Mujica vows to 'fight to the death' for future of Mercosur
As Uruguay and Paraguay continue to express their discomfort with the recent trading blocks applied by Argentina and Brazil within the Mercosur trading bloc, Uruguayan president José Mujica promised to “fight to the death” for the future of the organization.
“Our Mercosur has some contradictions, which we don’t respect much and criticize everyday, but heaven help us if it didn’t exist!” he said in a speech he gave at the 53rd Annual Conference of the Inter-American Development Bank in Montevideo.
“Who would we be selling these little cars we assemble to?
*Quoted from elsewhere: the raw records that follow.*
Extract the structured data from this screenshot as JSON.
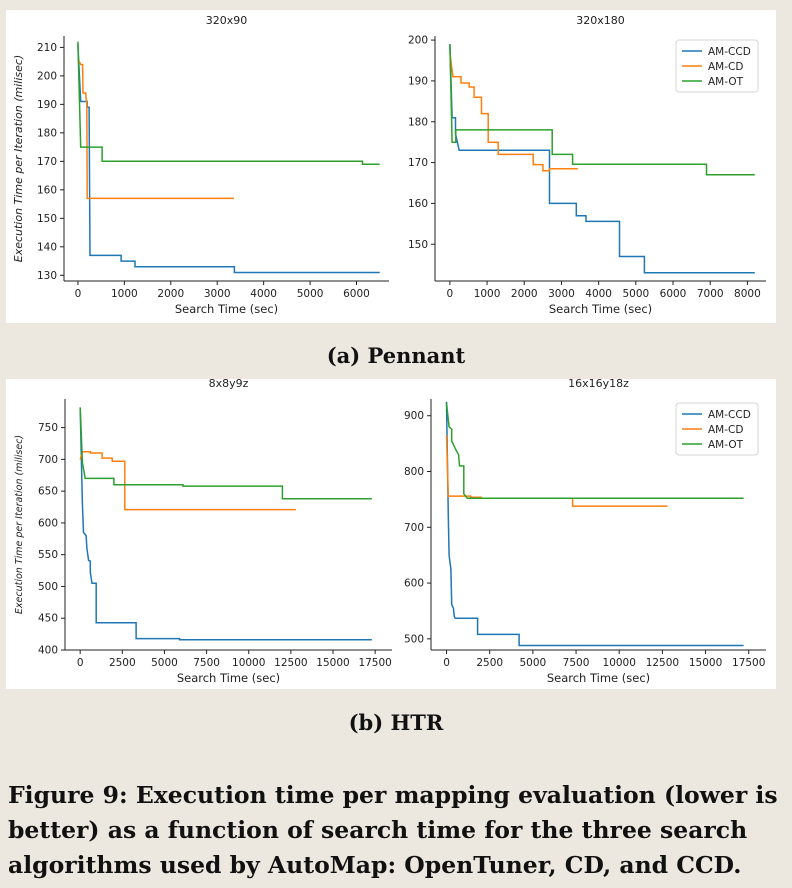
{
  "captions": {
    "pennant": "(a) Pennant",
    "htr": "(b) HTR",
    "figure": "Figure 9: Execution time per mapping evaluation (lower is better) as a function of search time for the three search algorithms used by AutoMap: OpenTuner, CD, and CCD."
  },
  "colors": {
    "AM-CCD": "#1f77b4",
    "AM-CD": "#ff7f0e",
    "AM-OT": "#2ca02c"
  },
  "chart_data": [
    {
      "type": "line",
      "title": "320x90",
      "xlabel": "Search Time (sec)",
      "ylabel": "Execution Time per Iteration (milisec)",
      "xlim": [
        -300,
        6700
      ],
      "ylim": [
        128,
        214
      ],
      "xticks": [
        0,
        1000,
        2000,
        3000,
        4000,
        5000,
        6000
      ],
      "yticks": [
        130,
        140,
        150,
        160,
        170,
        180,
        190,
        200,
        210
      ],
      "legend": false,
      "series": [
        {
          "name": "AM-CCD",
          "points": [
            [
              0,
              211
            ],
            [
              60,
              191
            ],
            [
              200,
              191
            ],
            [
              200,
              189
            ],
            [
              240,
              189
            ],
            [
              260,
              137
            ],
            [
              930,
              137
            ],
            [
              930,
              135
            ],
            [
              1230,
              135
            ],
            [
              1230,
              133
            ],
            [
              3370,
              133
            ],
            [
              3370,
              131
            ],
            [
              6500,
              131
            ]
          ]
        },
        {
          "name": "AM-CD",
          "points": [
            [
              0,
              206
            ],
            [
              60,
              204
            ],
            [
              100,
              204
            ],
            [
              110,
              194
            ],
            [
              170,
              194
            ],
            [
              180,
              191
            ],
            [
              190,
              191
            ],
            [
              200,
              157
            ],
            [
              3360,
              157
            ]
          ]
        },
        {
          "name": "AM-OT",
          "points": [
            [
              0,
              212
            ],
            [
              60,
              175
            ],
            [
              520,
              175
            ],
            [
              520,
              170
            ],
            [
              6130,
              170
            ],
            [
              6130,
              169
            ],
            [
              6500,
              169
            ]
          ]
        }
      ]
    },
    {
      "type": "line",
      "title": "320x180",
      "xlabel": "Search Time (sec)",
      "ylabel": "",
      "xlim": [
        -400,
        8500
      ],
      "ylim": [
        141,
        201
      ],
      "xticks": [
        0,
        1000,
        2000,
        3000,
        4000,
        5000,
        6000,
        7000,
        8000
      ],
      "yticks": [
        150,
        160,
        170,
        180,
        190,
        200
      ],
      "legend": true,
      "legend_position": "top-right",
      "series": [
        {
          "name": "AM-CCD",
          "points": [
            [
              0,
              199
            ],
            [
              60,
              181
            ],
            [
              150,
              181
            ],
            [
              150,
              177
            ],
            [
              250,
              173
            ],
            [
              2680,
              173
            ],
            [
              2680,
              160
            ],
            [
              3400,
              160
            ],
            [
              3400,
              157
            ],
            [
              3660,
              157
            ],
            [
              3660,
              155.6
            ],
            [
              4560,
              155.6
            ],
            [
              4560,
              147
            ],
            [
              5230,
              147
            ],
            [
              5230,
              143
            ],
            [
              8200,
              143
            ]
          ]
        },
        {
          "name": "AM-CD",
          "points": [
            [
              0,
              197
            ],
            [
              80,
              191
            ],
            [
              300,
              191
            ],
            [
              300,
              189.5
            ],
            [
              520,
              189.5
            ],
            [
              520,
              188.5
            ],
            [
              650,
              188.5
            ],
            [
              650,
              186
            ],
            [
              850,
              186
            ],
            [
              850,
              182
            ],
            [
              1030,
              182
            ],
            [
              1030,
              175
            ],
            [
              1300,
              175
            ],
            [
              1300,
              172
            ],
            [
              2240,
              172
            ],
            [
              2240,
              169.5
            ],
            [
              2500,
              169.5
            ],
            [
              2500,
              168
            ],
            [
              2680,
              168
            ],
            [
              2680,
              168.5
            ],
            [
              3440,
              168.5
            ]
          ]
        },
        {
          "name": "AM-OT",
          "points": [
            [
              0,
              199
            ],
            [
              60,
              175
            ],
            [
              160,
              175
            ],
            [
              160,
              178
            ],
            [
              2750,
              178
            ],
            [
              2750,
              172
            ],
            [
              3300,
              172
            ],
            [
              3300,
              169.6
            ],
            [
              6900,
              169.6
            ],
            [
              6900,
              167
            ],
            [
              8200,
              167
            ]
          ]
        }
      ]
    },
    {
      "type": "line",
      "title": "8x8y9z",
      "xlabel": "Search Time (sec)",
      "ylabel": "Execution Time per Iteration (milisec)",
      "xlim": [
        -900,
        18500
      ],
      "ylim": [
        400,
        795
      ],
      "xticks": [
        0,
        2500,
        5000,
        7500,
        10000,
        12500,
        15000,
        17500
      ],
      "yticks": [
        400,
        450,
        500,
        550,
        600,
        650,
        700,
        750
      ],
      "legend": false,
      "series": [
        {
          "name": "AM-CCD",
          "points": [
            [
              0,
              780
            ],
            [
              130,
              630
            ],
            [
              200,
              585
            ],
            [
              350,
              580
            ],
            [
              400,
              560
            ],
            [
              500,
              541
            ],
            [
              600,
              540
            ],
            [
              600,
              522
            ],
            [
              700,
              505
            ],
            [
              950,
              505
            ],
            [
              950,
              443
            ],
            [
              3320,
              443
            ],
            [
              3320,
              418
            ],
            [
              5900,
              418
            ],
            [
              5900,
              416
            ],
            [
              17300,
              416
            ]
          ]
        },
        {
          "name": "AM-CD",
          "points": [
            [
              0,
              700
            ],
            [
              130,
              712
            ],
            [
              600,
              712
            ],
            [
              600,
              710
            ],
            [
              1300,
              710
            ],
            [
              1300,
              702
            ],
            [
              1900,
              702
            ],
            [
              1900,
              697
            ],
            [
              2650,
              697
            ],
            [
              2650,
              621
            ],
            [
              12800,
              621
            ]
          ]
        },
        {
          "name": "AM-OT",
          "points": [
            [
              0,
              782
            ],
            [
              130,
              695
            ],
            [
              300,
              670
            ],
            [
              2000,
              670
            ],
            [
              2000,
              660
            ],
            [
              6100,
              660
            ],
            [
              6100,
              658
            ],
            [
              12000,
              658
            ],
            [
              12000,
              638
            ],
            [
              17300,
              638
            ]
          ]
        }
      ]
    },
    {
      "type": "line",
      "title": "16x16y18z",
      "xlabel": "Search Time (sec)",
      "ylabel": "",
      "xlim": [
        -900,
        18500
      ],
      "ylim": [
        480,
        930
      ],
      "xticks": [
        0,
        2500,
        5000,
        7500,
        10000,
        12500,
        15000,
        17500
      ],
      "yticks": [
        500,
        600,
        700,
        800,
        900
      ],
      "legend": true,
      "legend_position": "top-right",
      "series": [
        {
          "name": "AM-CCD",
          "points": [
            [
              0,
              925
            ],
            [
              100,
              720
            ],
            [
              150,
              650
            ],
            [
              250,
              625
            ],
            [
              300,
              562
            ],
            [
              400,
              555
            ],
            [
              450,
              540
            ],
            [
              500,
              537
            ],
            [
              1800,
              537
            ],
            [
              1800,
              508
            ],
            [
              4200,
              508
            ],
            [
              4200,
              488
            ],
            [
              17200,
              488
            ]
          ]
        },
        {
          "name": "AM-CD",
          "points": [
            [
              0,
              865
            ],
            [
              100,
              756
            ],
            [
              1400,
              756
            ],
            [
              1400,
              754
            ],
            [
              2000,
              754
            ],
            [
              2000,
              752
            ],
            [
              7300,
              752
            ],
            [
              7300,
              738
            ],
            [
              12800,
              738
            ]
          ]
        },
        {
          "name": "AM-OT",
          "points": [
            [
              0,
              923
            ],
            [
              150,
              880
            ],
            [
              300,
              876
            ],
            [
              300,
              855
            ],
            [
              500,
              841
            ],
            [
              700,
              830
            ],
            [
              750,
              810
            ],
            [
              1000,
              810
            ],
            [
              1000,
              760
            ],
            [
              1200,
              752
            ],
            [
              17200,
              752
            ]
          ]
        }
      ]
    }
  ]
}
We’d be selling them to Germany or the US,” he assured, in reference to the auto assembly lines set up in Uruguay with Chinese funds that dealt with their share of trouble last year due to the new Brazilian trading blocks.
“What would I say to our biggest privately-owned corporation, (dairy company) Conaprole? ‘You have lost Brazil, your biggest market, because we’re now selling to the world’,” he added.
“The Mercosur’s defects are our defects and we will fight them to the death without compromising and without giving up,” he concluded.
Mujica insisted that the Mercosur region has to fight its “pains and sorrows, while negotiating and fighting so its small industries can have a market” to do business.
The Uruguayan head of state also urged for an increase in multilateral collaboration with other member countries in areas such as energy, education and investigation.
Mujica’s statements come in a time in which the Uruguayan opposition, as well as the country’s business leaders, have criticized his government for an alleged lack of response to the new trade blocks applied by Argentina and Brazil.